A finales de la semana pasada estuvimos celebrando por acá el cumpleaños de Paul Dirac, uno de los principales pioneros de la mecánica cuántica que representa la base de la física moderna. Tan solo unos días después, recordamos el nacimiento de otro físico que comparte muchos de los mismos méritos, incluyendo el premio Nobel de física de 1933: Erwin Schrödinger, mayormente conocido por haber formulado la ecuación que permite describir el estado de un objeto cuántico (moléculas, átomos, partículas sub-atómicas), y cómo éste evoluciona en el tiempo. Tal cálculo es el equivalente cuántico del trabajo que hizo Newton describiendo cómo las condiciones iniciales de un sistema macroscópico y sus características inherentes podían usarse para determinar su comportamiento futuro. Por supuesto, ante la conducta absolutamente errática de lo muy pequeño, se hace exponencialmente más complicado jugar a hacer predicciones.
Uno de los elementos que más ha adquirido fama a partir del pensamiento de Schrödinger es la noción de que la cualidad de “superposición de estados” en las partículas cuánticas pudiese afectar objetos macroscópicos (algo que él mismo descartaba fervientemente; sin embargo, es lo que la gente asocia a su nombre). Esta “superposición” solo indica que las partículas pueden ubicarse en cualquiera de sus posibles estados antes de ser observadas, sin que se pueda predecir a partir de su situación previa en cuál estado se encontrará exactamente al momento de hacer una medición (más allá de un rango de probabilidad dado por su energía y dirección). Todas las posibilidades son igualmente probables, y deberían poder manifestarse. No obstante, al hacer la medición, solo encontramos la partícula en un sitio. Inmediatamente podremos notar que los objetos “newtonianos” no se comportan así: si sabes hacia dónde va algo, a qué velocidad relativa, y qué fuerzas actúan sobre él, puedes predecir con exactitud dónde estará en un tiempo determinado (el Curiosity nunca le habría atinado a Marte de no ser así). Por el contrario, un objeto cuántico estaría en teoría “en todos los sitios en los que pueda estar”, hasta que efectivamente lo ves en alguno específico.
Aunque este comportamiento suena un poco esotérico (¿el observador define la realidad?), en realidad es un fenómeno típico en todas las ondas – como las que vemos en la superficie del agua o al agitar una cuerda por sus extremos. Su dinámica a nivel cuántico solo se complica por el gigantesco número de partículas que interactúan en cualquier sistema dado.
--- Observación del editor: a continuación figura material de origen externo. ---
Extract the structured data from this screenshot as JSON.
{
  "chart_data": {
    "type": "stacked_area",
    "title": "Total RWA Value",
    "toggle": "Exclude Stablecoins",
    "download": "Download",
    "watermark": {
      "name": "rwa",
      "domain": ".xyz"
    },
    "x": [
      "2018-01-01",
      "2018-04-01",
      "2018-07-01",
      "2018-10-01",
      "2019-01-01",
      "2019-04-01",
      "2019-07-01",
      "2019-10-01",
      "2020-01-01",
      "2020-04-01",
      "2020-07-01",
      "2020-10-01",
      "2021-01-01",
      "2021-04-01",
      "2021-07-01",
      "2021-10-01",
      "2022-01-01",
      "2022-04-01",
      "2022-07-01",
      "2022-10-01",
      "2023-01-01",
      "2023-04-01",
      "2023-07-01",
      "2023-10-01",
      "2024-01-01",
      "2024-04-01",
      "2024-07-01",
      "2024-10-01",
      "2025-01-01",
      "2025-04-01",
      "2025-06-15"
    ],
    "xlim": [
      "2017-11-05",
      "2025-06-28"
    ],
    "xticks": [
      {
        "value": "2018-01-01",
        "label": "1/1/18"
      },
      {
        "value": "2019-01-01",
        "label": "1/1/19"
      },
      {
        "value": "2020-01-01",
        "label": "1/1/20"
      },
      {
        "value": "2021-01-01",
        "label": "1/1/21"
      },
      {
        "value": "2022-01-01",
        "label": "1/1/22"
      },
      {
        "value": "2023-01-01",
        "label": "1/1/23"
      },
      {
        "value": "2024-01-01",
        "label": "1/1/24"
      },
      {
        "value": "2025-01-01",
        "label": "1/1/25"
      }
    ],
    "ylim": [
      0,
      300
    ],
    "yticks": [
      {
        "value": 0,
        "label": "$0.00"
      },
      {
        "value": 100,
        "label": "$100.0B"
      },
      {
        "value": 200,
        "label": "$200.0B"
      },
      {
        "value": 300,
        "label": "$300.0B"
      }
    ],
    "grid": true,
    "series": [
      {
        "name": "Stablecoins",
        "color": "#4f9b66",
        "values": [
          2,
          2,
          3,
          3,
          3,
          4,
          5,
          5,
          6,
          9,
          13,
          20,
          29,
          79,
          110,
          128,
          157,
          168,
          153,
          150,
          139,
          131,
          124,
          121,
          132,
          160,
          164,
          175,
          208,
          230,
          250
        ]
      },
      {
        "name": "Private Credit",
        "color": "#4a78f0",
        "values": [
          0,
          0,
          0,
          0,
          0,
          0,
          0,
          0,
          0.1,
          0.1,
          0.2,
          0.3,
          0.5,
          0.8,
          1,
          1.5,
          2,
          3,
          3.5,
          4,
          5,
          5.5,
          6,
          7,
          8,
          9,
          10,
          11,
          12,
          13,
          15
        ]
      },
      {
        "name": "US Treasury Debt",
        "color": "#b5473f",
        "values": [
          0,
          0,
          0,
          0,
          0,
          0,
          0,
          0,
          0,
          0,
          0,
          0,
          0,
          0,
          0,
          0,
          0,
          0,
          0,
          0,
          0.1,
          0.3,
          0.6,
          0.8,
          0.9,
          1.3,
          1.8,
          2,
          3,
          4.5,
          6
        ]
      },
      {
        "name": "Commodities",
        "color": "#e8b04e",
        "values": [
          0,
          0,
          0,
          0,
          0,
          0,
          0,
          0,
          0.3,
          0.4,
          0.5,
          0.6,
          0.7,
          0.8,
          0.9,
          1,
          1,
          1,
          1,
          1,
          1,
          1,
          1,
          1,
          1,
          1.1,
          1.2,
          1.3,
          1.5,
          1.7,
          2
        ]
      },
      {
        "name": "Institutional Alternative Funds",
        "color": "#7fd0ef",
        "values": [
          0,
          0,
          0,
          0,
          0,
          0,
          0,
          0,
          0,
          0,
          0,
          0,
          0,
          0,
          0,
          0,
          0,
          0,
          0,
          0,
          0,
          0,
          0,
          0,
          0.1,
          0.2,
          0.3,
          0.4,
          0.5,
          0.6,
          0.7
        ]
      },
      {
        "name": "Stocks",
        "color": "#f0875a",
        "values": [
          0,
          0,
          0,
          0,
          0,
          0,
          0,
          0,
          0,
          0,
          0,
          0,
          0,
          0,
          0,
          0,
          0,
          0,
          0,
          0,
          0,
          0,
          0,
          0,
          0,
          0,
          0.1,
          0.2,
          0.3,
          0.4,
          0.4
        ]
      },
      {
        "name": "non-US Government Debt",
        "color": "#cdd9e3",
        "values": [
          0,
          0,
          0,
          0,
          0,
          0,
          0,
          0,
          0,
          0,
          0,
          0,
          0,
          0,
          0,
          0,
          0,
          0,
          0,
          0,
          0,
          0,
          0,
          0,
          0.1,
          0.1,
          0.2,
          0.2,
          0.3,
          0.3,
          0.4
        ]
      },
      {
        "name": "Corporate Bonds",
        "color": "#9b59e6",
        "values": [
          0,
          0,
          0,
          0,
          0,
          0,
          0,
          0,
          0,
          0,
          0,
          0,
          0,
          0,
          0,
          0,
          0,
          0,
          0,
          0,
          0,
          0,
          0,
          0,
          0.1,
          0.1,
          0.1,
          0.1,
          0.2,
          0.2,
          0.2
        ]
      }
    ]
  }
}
Schrödinger, para demostrar que esta clase de ideas no tenían aplicación macroscópica, imaginó que si encerrábamos un gato en una caja junto con alguna sustancia posiblemente radioactiva – de tal manera que el gato muriera si la sustancia radiaba, y viviera si no lo hacía – el gato estaría vivo y muerto simultáneamente (como el objeto cuántico del cual dependía), hasta que alguien abriera la caja y forzara un resultado. Por supuesto, tal experimento es un sin sentido, pues sabemos que los gatos viven o mueren sin necesidad de observadores presentes, por radiación o cualquier otro fenómeno. La conclusión es que aunque el universo sea cuántico en su naturaleza fundamental, tales comportamientos probabilísticos no se mantienen cuando se juntan suficientes partículas para formar un objeto macroscópico ordenado (como los gatos).
Aún así, la idea de que sea igualmente válido cualquier estado posible de un objeto cuántico es una que incomoda a los científicos, y se han planteado varias interpretaciones al fenómeno. Una es que de verdad el observador afecte el resultado de la medición (una propuesta que se complica bastante mientras más la piensas), y la otra – la que va teniendo progresivamente más aceptación – es que cada posibilidad efectivamente se de en un universo paralelo distinto, y nosotros solo observemos una de esas tantas, relativamente al azar. En la práctica, estas complicaciones no perturban la efectividad matemática y utilitaria de la teoría, pero si representan interrogantes latentes en la frontera de nuestra comprensión del funcionamiento del cosmos.
Schrödinger, junto con los otros pioneros de la física de partículas, abrieron el agujero de conejo del universo con sus teorías, y la ciencia moderna sigue, en buena parte, aún inmersa en este mundo fantástico.